The council voted to have an external auditor review the internal work.
For council member Steve Kornell, that decision is not good enough. "I still feel an independent review is called for," he said. "It’s not a slap at staff."
The reason for the March workshop was so the council could define the scope of the external audit. However, at the workshop there was significant confusion on whether the council actually approved an external audit back in January and if it could change its decision pending the results of the internal audit.
After hearing the city was nearly done with its internal audit, the council decided to wait until those results are published.
"(It's) hard to develop a scope of work without knowing what’s been done," City Attorney John Wolfe said of the external audit scope.
City auditor Brad Scott said the audit should completed soon.
Council member Jim Kennedy, who voted against the audit, said the audit would get the city nowhere.
"I'm not sure what the objective is in investigating employees that are no longer with the city," Kennedy said.

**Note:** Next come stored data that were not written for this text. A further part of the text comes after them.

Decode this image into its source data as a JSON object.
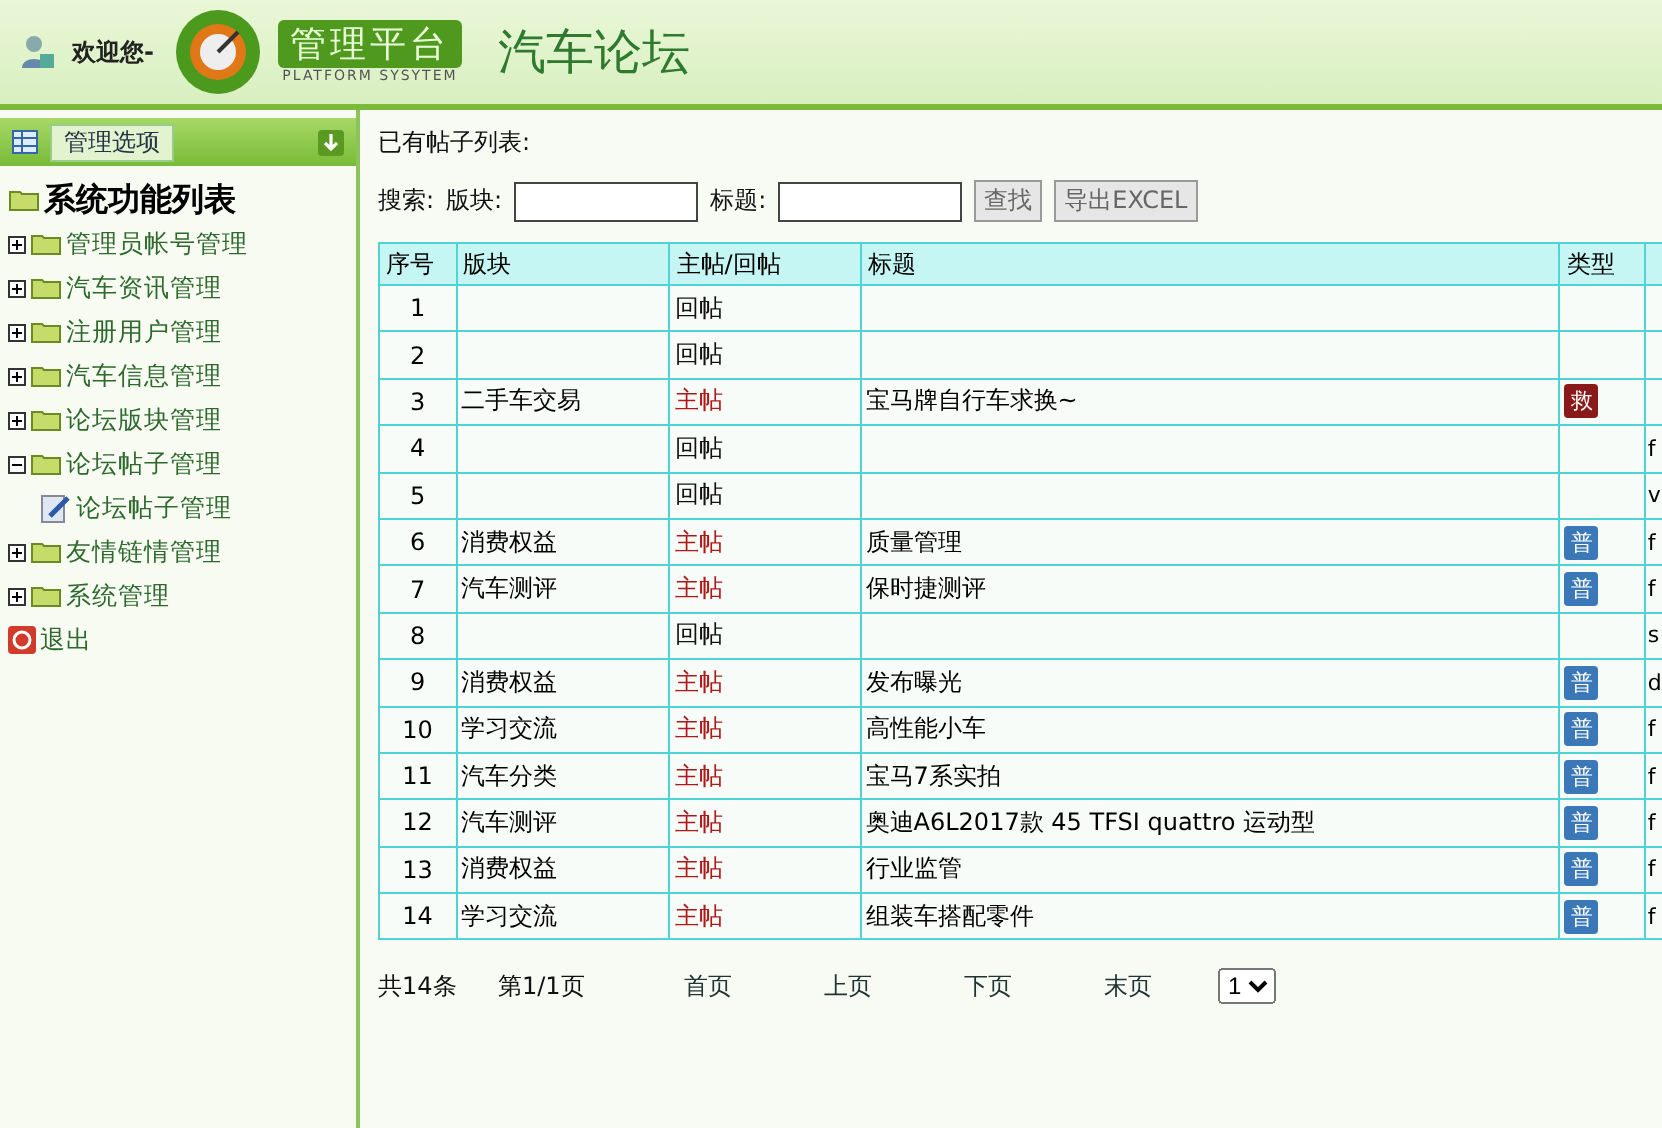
{
  "header": {
    "welcome": "欢迎您-",
    "logo_title": "管理平台",
    "logo_subtitle": "PLATFORM SYSYTEM",
    "title": "汽车论坛"
  },
  "sidebar": {
    "title": "管理选项",
    "tree_title": "系统功能列表",
    "items": [
      {
        "label": "管理员帐号管理",
        "kind": "folder",
        "expanded": false
      },
      {
        "label": "汽车资讯管理",
        "kind": "folder",
        "expanded": false
      },
      {
        "label": "注册用户管理",
        "kind": "folder",
        "expanded": false
      },
      {
        "label": "汽车信息管理",
        "kind": "folder",
        "expanded": false
      },
      {
        "label": "论坛版块管理",
        "kind": "folder",
        "expanded": false
      },
      {
        "label": "论坛帖子管理",
        "kind": "folder",
        "expanded": true,
        "children": [
          {
            "label": "论坛帖子管理",
            "kind": "page"
          }
        ]
      },
      {
        "label": "友情链情管理",
        "kind": "folder",
        "expanded": false
      },
      {
        "label": "系统管理",
        "kind": "folder",
        "expanded": false
      },
      {
        "label": "退出",
        "kind": "exit"
      }
    ]
  },
  "main": {
    "heading": "已有帖子列表:",
    "search": {
      "label": "搜索:",
      "section_label": "版块:",
      "title_label": "标题:",
      "buttons": [
        "查找",
        "导出EXCEL"
      ]
    },
    "table": {
      "columns": [
        "序号",
        "版块",
        "主帖/回帖",
        "标题",
        "类型",
        ""
      ],
      "rows": [
        {
          "no": "1",
          "section": "",
          "post": {
            "text": "回帖",
            "kind": "reply"
          },
          "title": "",
          "column_6": ""
        },
        {
          "no": "2",
          "section": "",
          "post": {
            "text": "回帖",
            "kind": "reply"
          },
          "title": "",
          "column_6": ""
        },
        {
          "no": "3",
          "section": "二手车交易",
          "post": {
            "text": "主帖",
            "kind": "main"
          },
          "title": "宝马牌自行车求换~",
          "type": {
            "text": "救",
            "kind": "urgent"
          },
          "column_6": ""
        },
        {
          "no": "4",
          "section": "",
          "post": {
            "text": "回帖",
            "kind": "reply"
          },
          "title": "",
          "column_6": "f"
        },
        {
          "no": "5",
          "section": "",
          "post": {
            "text": "回帖",
            "kind": "reply"
          },
          "title": "",
          "column_6": "v"
        },
        {
          "no": "6",
          "section": "消费权益",
          "post": {
            "text": "主帖",
            "kind": "main"
          },
          "title": "质量管理",
          "type": {
            "text": "普",
            "kind": "normal"
          },
          "column_6": "f"
        },
        {
          "no": "7",
          "section": "汽车测评",
          "post": {
            "text": "主帖",
            "kind": "main"
          },
          "title": "保时捷测评",
          "type": {
            "text": "普",
            "kind": "normal"
          },
          "column_6": "f"
        },
        {
          "no": "8",
          "section": "",
          "post": {
            "text": "回帖",
            "kind": "reply"
          },
          "title": "",
          "column_6": "s"
        },
        {
          "no": "9",
          "section": "消费权益",
          "post": {
            "text": "主帖",
            "kind": "main"
          },
          "title": "发布曝光",
          "type": {
            "text": "普",
            "kind": "normal"
          },
          "column_6": "d"
        },
        {
          "no": "10",
          "section": "学习交流",
          "post": {
            "text": "主帖",
            "kind": "main"
          },
          "title": "高性能小车",
          "type": {
            "text": "普",
            "kind": "normal"
          },
          "column_6": "f"
        },
        {
          "no": "11",
          "section": "汽车分类",
          "post": {
            "text": "主帖",
            "kind": "main"
          },
          "title": "宝马7系实拍",
          "type": {
            "text": "普",
            "kind": "normal"
          },
          "column_6": "f"
        },
        {
          "no": "12",
          "section": "汽车测评",
          "post": {
            "text": "主帖",
            "kind": "main"
          },
          "title": "奥迪A6L2017款 45 TFSI quattro 运动型",
          "type": {
            "text": "普",
            "kind": "normal"
          },
          "column_6": "f"
        },
        {
          "no": "13",
          "section": "消费权益",
          "post": {
            "text": "主帖",
            "kind": "main"
          },
          "title": "行业监管",
          "type": {
            "text": "普",
            "kind": "normal"
          },
          "column_6": "f"
        },
        {
          "no": "14",
          "section": "学习交流",
          "post": {
            "text": "主帖",
            "kind": "main"
          },
          "title": "组装车搭配零件",
          "type": {
            "text": "普",
            "kind": "normal"
          },
          "column_6": "f"
        }
      ]
    },
    "pager": {
      "total": "共14条",
      "page": "第1/1页",
      "links": [
        "首页",
        "上页",
        "下页",
        "末页"
      ],
      "select": "1"
    }
  }
}
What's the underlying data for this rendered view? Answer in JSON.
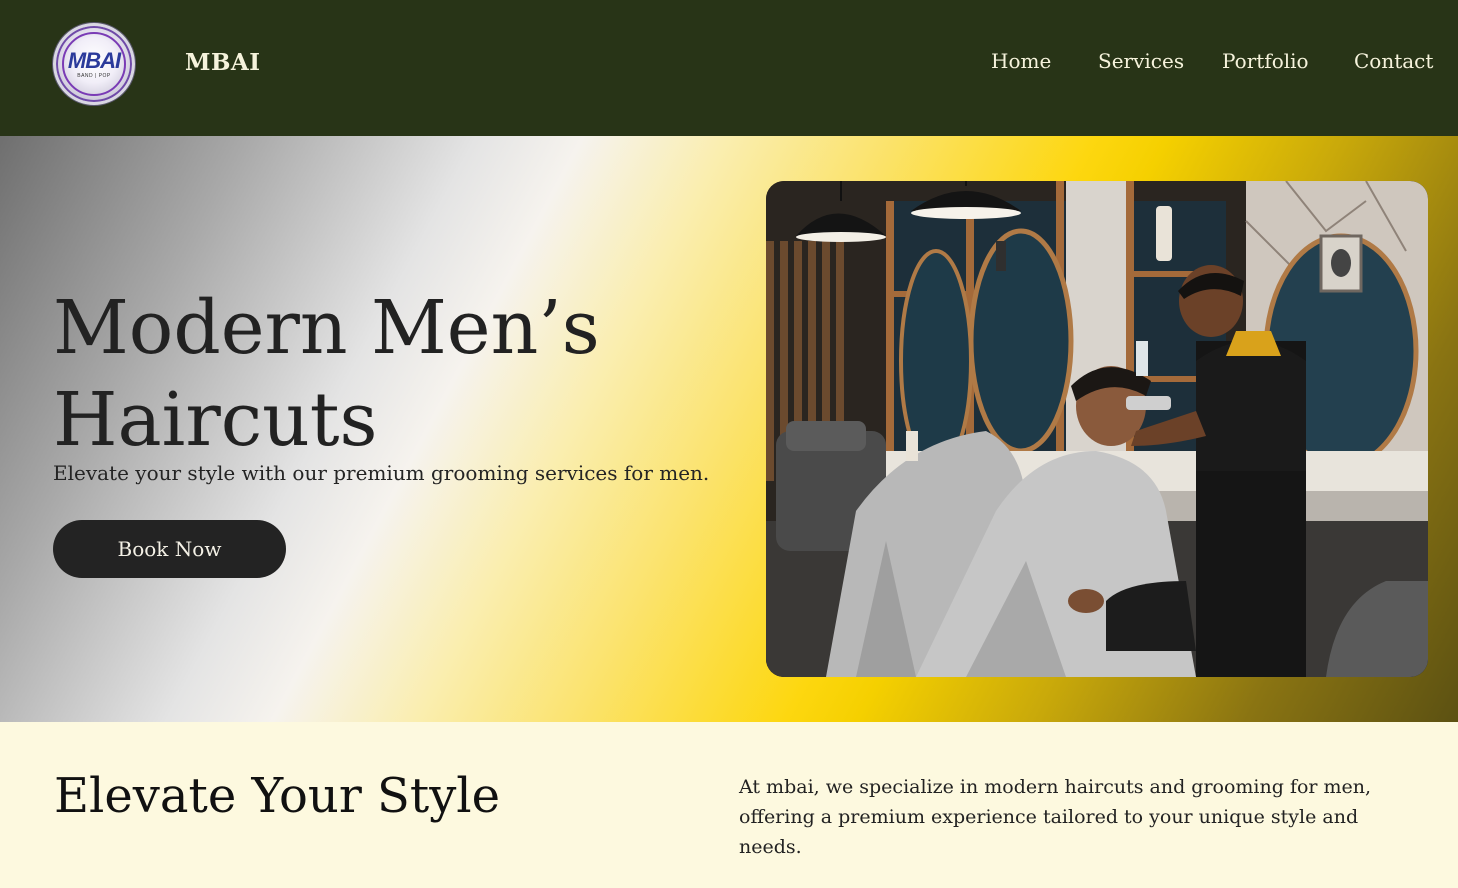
{
  "header": {
    "logo_text": "MBAI",
    "logo_subtext": "BAND | POP",
    "brand": "MBAI",
    "nav": [
      "Home",
      "Services",
      "Portfolio",
      "Contact"
    ]
  },
  "hero": {
    "title": "Modern Men’s Haircuts",
    "subtitle": "Elevate your style with our premium grooming services for men.",
    "cta_label": "Book Now"
  },
  "about": {
    "title": "Elevate Your Style",
    "text": "At mbai, we specialize in modern haircuts and grooming for men, offering a premium experience tailored to your unique style and needs."
  },
  "colors": {
    "header_bg": "#283417",
    "nav_text": "#f6f3dc",
    "button_bg": "#232323",
    "section_bg": "#fdf9df",
    "accent_yellow": "#fdd70f"
  }
}
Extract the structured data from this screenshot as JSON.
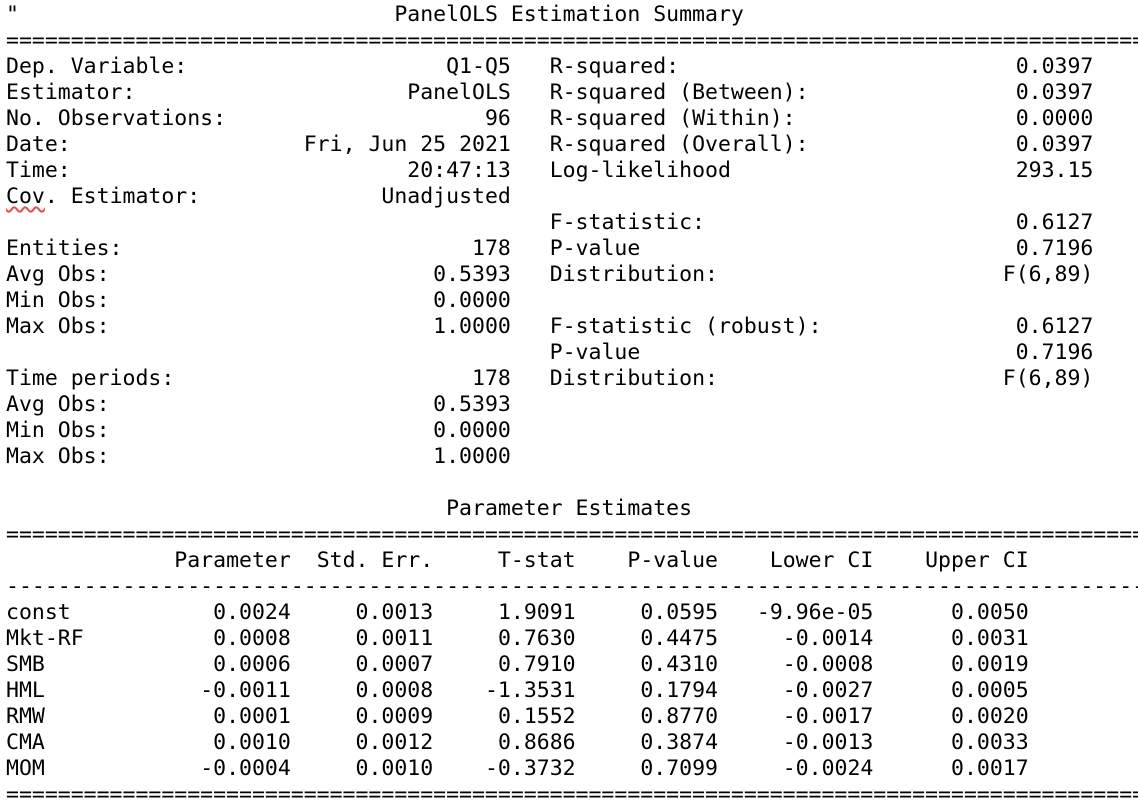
{
  "quote_mark": "\"",
  "summary": {
    "title": "PanelOLS Estimation Summary",
    "double_rule": "=========================================================================================",
    "left": [
      {
        "label": "Dep. Variable:",
        "value": "Q1-Q5"
      },
      {
        "label": "Estimator:",
        "value": "PanelOLS"
      },
      {
        "label": "No. Observations:",
        "value": "96"
      },
      {
        "label": "Date:",
        "value": "Fri, Jun 25 2021"
      },
      {
        "label": "Time:",
        "value": "20:47:13"
      },
      {
        "label": "Cov. Estimator:",
        "value": "Unadjusted"
      },
      {
        "label": "",
        "value": ""
      },
      {
        "label": "Entities:",
        "value": "178"
      },
      {
        "label": "Avg Obs:",
        "value": "0.5393"
      },
      {
        "label": "Min Obs:",
        "value": "0.0000"
      },
      {
        "label": "Max Obs:",
        "value": "1.0000"
      },
      {
        "label": "",
        "value": ""
      },
      {
        "label": "Time periods:",
        "value": "178"
      },
      {
        "label": "Avg Obs:",
        "value": "0.5393"
      },
      {
        "label": "Min Obs:",
        "value": "0.0000"
      },
      {
        "label": "Max Obs:",
        "value": "1.0000"
      }
    ],
    "right": [
      {
        "label": "R-squared:",
        "value": "0.0397"
      },
      {
        "label": "R-squared (Between):",
        "value": "0.0397"
      },
      {
        "label": "R-squared (Within):",
        "value": "0.0000"
      },
      {
        "label": "R-squared (Overall):",
        "value": "0.0397"
      },
      {
        "label": "Log-likelihood",
        "value": "293.15"
      },
      {
        "label": "",
        "value": ""
      },
      {
        "label": "F-statistic:",
        "value": "0.6127"
      },
      {
        "label": "P-value",
        "value": "0.7196"
      },
      {
        "label": "Distribution:",
        "value": "F(6,89)"
      },
      {
        "label": "",
        "value": ""
      },
      {
        "label": "F-statistic (robust):",
        "value": "0.6127"
      },
      {
        "label": "P-value",
        "value": "0.7196"
      },
      {
        "label": "Distribution:",
        "value": "F(6,89)"
      }
    ]
  },
  "params": {
    "title": "Parameter Estimates",
    "double_rule": "========================================================================================",
    "single_rule": "----------------------------------------------------------------------------------------",
    "headers": [
      "",
      "Parameter",
      "Std. Err.",
      "T-stat",
      "P-value",
      "Lower CI",
      "Upper CI"
    ],
    "rows": [
      [
        "const",
        "0.0024",
        "0.0013",
        "1.9091",
        "0.0595",
        "-9.96e-05",
        "0.0050"
      ],
      [
        "Mkt-RF",
        "0.0008",
        "0.0011",
        "0.7630",
        "0.4475",
        "-0.0014",
        "0.0031"
      ],
      [
        "SMB",
        "0.0006",
        "0.0007",
        "0.7910",
        "0.4310",
        "-0.0008",
        "0.0019"
      ],
      [
        "HML",
        "-0.0011",
        "0.0008",
        "-1.3531",
        "0.1794",
        "-0.0027",
        "0.0005"
      ],
      [
        "RMW",
        "0.0001",
        "0.0009",
        "0.1552",
        "0.8770",
        "-0.0017",
        "0.0020"
      ],
      [
        "CMA",
        "0.0010",
        "0.0012",
        "0.8686",
        "0.3874",
        "-0.0013",
        "0.0033"
      ],
      [
        "MOM",
        "-0.0004",
        "0.0010",
        "-0.3732",
        "0.7099",
        "-0.0024",
        "0.0017"
      ]
    ]
  }
}
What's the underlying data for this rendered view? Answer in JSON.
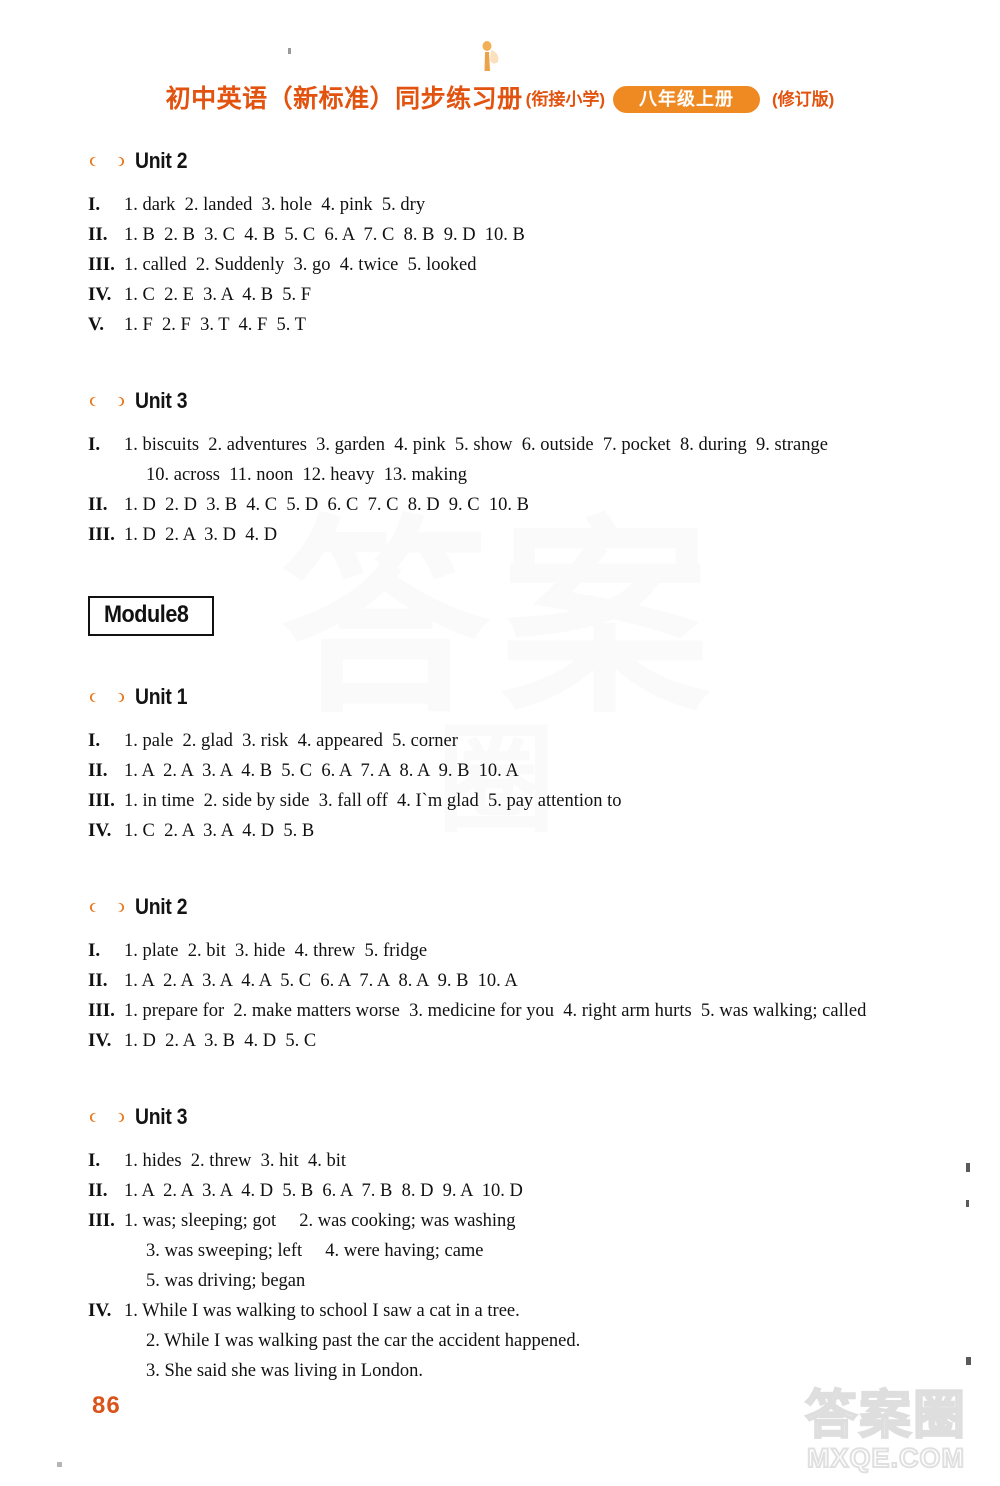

The statue of limitations, he said, would handicap what the city could even look at.
"Not sure that by the time we get there that we could have anything that we could collect," Kennedy added. "I don’t understand what the benefit would be of doing it."
The call for an audit came following publicity of a in 2003, which the city said was a mistake.
Kornell originally brought up the issue in January. He said he wanted to “propose initiating a management study to audit the collection of taxes and impact fees between the years 2004-2011.
“I feel my No. 1 duty as an elected official is to safeguard, to make sure things are open and transparent,” Kornell said in January.
Out of 10,000 previous transactions, Kornell said a previous audit looked at 50 transportation impact fees. Four out of those 50 were incorrect.
“That’s an eight percent error rate in our audit,” Kornell said. “I trust our internal audit, (but) if you look at one half of one percent and you have eight percent errors, that calls for a further audit.”
Wengay Newton said he wants to the city to do the external review before it is too late. "It's like someone is holding the ball trying to run the clock out," he said.